Da mesma forma, os núcleos de gelo extraídos na Antártida e na Groenlândia mostram sequências climáticas ininterruptas nos últimos 800 mil anos, sem vestígio de uma catástrofe hídrica recente.

Sítios arqueológicos mesopotâmicos, como as antigas cidades de Ur e Nippur (no atual Iraque), preservam evidências de grandes inundações locais por volta de 2900 a.C., que provavelmente inspiraram tanto o relato bíblico quanto o Épico de Gilgamesh - uma narrativa anterior e muito semelhante, mas restrita a uma região específica, e não ao planeta inteiro.

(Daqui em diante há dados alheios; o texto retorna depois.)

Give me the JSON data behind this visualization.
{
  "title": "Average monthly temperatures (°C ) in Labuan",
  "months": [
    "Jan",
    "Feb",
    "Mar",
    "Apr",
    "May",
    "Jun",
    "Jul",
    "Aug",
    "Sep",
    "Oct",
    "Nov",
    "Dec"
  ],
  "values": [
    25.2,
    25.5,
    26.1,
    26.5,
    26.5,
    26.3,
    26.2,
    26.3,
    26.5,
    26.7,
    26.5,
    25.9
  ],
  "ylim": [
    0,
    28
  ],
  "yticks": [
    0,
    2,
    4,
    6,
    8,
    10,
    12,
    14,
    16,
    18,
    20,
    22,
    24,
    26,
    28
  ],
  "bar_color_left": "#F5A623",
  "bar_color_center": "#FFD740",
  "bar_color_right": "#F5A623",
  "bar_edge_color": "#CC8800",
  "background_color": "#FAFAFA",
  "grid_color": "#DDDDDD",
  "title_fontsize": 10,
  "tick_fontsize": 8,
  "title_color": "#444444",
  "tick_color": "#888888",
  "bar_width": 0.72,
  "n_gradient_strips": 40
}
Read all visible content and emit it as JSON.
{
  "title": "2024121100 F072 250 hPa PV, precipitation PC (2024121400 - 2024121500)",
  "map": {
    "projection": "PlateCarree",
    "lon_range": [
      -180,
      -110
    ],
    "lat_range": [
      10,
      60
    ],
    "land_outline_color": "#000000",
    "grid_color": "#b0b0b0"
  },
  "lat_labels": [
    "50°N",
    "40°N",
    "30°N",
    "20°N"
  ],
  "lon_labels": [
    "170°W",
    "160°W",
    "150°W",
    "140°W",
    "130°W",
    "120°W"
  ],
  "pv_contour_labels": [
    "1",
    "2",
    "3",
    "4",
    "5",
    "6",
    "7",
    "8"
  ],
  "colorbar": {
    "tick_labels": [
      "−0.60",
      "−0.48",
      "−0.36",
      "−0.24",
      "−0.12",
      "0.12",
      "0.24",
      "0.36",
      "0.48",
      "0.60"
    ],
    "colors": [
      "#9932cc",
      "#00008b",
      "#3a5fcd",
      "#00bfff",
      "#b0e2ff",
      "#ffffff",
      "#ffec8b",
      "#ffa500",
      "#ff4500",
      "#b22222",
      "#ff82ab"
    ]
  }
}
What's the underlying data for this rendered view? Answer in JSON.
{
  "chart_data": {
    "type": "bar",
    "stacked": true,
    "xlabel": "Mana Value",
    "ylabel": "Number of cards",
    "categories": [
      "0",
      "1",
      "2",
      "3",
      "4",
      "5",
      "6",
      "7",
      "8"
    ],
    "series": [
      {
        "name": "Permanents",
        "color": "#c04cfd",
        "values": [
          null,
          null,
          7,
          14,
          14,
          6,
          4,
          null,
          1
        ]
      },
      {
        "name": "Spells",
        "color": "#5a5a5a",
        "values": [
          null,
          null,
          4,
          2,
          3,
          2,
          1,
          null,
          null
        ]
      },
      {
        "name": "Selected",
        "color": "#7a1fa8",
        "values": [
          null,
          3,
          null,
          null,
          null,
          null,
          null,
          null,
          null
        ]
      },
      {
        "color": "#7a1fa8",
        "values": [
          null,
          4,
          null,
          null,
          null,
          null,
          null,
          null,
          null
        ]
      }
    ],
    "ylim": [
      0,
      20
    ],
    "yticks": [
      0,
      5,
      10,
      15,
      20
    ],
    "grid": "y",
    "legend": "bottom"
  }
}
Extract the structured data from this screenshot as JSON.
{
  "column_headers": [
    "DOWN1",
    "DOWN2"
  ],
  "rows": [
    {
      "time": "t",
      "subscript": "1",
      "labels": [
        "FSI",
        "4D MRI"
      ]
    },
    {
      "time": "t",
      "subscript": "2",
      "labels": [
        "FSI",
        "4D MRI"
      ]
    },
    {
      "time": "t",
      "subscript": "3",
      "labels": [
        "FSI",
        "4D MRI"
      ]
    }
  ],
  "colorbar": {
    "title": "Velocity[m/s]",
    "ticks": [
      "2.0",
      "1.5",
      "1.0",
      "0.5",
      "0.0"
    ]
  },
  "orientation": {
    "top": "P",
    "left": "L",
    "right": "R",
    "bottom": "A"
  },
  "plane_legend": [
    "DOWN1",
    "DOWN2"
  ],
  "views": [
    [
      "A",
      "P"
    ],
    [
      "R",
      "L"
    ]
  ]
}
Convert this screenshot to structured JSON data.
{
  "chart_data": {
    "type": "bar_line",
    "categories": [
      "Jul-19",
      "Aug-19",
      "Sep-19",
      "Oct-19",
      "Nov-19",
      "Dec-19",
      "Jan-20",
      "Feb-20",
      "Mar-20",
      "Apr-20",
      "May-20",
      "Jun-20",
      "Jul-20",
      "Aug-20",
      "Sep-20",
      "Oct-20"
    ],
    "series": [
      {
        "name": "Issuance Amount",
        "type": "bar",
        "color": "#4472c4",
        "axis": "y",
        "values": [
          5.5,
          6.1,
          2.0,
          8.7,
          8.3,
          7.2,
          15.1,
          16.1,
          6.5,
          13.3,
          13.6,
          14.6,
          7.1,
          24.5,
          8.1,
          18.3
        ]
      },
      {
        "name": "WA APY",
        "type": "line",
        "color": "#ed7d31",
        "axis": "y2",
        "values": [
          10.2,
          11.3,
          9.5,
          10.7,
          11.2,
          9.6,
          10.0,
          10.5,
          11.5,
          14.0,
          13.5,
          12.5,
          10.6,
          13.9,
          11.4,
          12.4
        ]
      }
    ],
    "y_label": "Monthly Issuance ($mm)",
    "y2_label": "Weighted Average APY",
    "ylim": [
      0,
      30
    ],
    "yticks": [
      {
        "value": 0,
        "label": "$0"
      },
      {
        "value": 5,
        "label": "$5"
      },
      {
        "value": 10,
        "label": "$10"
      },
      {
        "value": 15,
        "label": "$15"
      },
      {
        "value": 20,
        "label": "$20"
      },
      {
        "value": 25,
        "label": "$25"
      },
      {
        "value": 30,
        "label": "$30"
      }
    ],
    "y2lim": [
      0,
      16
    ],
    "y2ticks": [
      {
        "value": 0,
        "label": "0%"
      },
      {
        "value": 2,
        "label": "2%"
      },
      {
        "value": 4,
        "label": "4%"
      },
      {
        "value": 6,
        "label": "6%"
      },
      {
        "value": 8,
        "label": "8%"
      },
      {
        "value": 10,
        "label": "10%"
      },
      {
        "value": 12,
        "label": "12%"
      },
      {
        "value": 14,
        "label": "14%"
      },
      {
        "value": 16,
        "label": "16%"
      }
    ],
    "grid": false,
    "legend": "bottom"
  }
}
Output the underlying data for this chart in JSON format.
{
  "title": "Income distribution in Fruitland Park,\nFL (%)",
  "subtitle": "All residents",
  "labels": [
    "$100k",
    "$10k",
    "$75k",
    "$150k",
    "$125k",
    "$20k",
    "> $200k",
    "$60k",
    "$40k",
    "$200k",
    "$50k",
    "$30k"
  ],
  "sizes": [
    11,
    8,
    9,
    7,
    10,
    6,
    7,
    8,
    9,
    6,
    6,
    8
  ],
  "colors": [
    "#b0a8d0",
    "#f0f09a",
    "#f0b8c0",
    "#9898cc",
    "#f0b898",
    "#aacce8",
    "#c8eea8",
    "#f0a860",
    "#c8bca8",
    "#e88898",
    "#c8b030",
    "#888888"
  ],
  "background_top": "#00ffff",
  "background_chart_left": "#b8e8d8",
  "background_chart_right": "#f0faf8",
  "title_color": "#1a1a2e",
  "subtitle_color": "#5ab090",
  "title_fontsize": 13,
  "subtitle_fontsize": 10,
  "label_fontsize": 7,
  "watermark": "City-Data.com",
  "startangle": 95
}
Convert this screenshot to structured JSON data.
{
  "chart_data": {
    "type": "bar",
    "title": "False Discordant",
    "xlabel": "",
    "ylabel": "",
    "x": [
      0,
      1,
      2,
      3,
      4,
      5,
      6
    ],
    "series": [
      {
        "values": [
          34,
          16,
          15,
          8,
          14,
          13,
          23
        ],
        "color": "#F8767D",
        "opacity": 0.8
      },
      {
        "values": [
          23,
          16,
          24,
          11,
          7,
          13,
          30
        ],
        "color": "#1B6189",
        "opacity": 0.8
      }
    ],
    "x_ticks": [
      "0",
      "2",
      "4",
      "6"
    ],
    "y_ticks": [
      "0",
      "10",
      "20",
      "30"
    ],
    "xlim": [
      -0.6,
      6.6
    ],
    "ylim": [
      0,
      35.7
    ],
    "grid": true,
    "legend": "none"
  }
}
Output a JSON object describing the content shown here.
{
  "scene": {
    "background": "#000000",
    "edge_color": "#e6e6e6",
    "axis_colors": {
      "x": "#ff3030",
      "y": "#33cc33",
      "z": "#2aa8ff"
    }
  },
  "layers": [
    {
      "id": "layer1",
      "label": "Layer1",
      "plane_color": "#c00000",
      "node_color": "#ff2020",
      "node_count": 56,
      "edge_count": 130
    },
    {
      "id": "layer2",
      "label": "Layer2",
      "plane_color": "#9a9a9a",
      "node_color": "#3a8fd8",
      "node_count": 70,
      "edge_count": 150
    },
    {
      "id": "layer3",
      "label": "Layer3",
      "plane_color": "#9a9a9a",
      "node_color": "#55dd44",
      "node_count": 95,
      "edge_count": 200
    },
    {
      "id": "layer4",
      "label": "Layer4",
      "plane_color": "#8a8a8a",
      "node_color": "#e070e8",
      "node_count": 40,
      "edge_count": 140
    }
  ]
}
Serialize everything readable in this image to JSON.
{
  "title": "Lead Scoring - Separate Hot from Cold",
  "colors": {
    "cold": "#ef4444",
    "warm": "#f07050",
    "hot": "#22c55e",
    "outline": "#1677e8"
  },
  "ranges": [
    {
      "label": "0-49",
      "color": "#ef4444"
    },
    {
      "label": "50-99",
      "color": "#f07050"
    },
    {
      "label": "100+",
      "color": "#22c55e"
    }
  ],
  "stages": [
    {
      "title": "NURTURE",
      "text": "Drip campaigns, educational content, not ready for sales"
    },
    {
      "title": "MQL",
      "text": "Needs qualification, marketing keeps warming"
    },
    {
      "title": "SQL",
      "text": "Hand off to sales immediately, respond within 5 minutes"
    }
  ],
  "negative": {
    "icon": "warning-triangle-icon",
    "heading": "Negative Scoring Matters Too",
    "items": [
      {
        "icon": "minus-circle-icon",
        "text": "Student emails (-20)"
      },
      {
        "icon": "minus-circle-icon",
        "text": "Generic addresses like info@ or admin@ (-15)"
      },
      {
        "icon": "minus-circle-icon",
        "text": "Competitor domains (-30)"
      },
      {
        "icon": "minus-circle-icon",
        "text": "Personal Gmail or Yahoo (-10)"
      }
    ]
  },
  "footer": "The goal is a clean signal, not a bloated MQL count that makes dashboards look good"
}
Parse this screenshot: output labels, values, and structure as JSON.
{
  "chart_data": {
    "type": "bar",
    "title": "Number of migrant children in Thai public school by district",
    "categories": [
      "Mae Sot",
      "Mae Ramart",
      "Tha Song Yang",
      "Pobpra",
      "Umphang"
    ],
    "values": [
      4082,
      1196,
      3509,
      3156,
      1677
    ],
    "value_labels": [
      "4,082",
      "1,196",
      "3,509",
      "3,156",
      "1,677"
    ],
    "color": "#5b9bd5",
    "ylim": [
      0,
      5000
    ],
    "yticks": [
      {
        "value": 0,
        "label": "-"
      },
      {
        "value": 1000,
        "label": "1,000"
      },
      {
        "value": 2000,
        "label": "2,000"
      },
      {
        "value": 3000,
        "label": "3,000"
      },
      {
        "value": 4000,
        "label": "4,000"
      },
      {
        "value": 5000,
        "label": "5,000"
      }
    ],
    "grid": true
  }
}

Além disso, análises genéticas modernas não indicam um “gargalo populacional” global em humanos ou animais ocorrido há cerca de 4.500 anos (data aproximada do dilúvio segundo a cronologia bíblica), o que seria inevitável se toda a vida atual descendesse de poucos sobreviventes da arca.

Em resumo, embora o Dilúvio de Noé tenha enorme valor cultural e religioso, a ausência de provas físicas em sítios de estudo ao redor do mundo e as impossibilidades logísticas e físicas apontam para uma origem mais provável em mitos inspirados por enchentes regionais do Oriente Médio, em vez de um evento planetário real.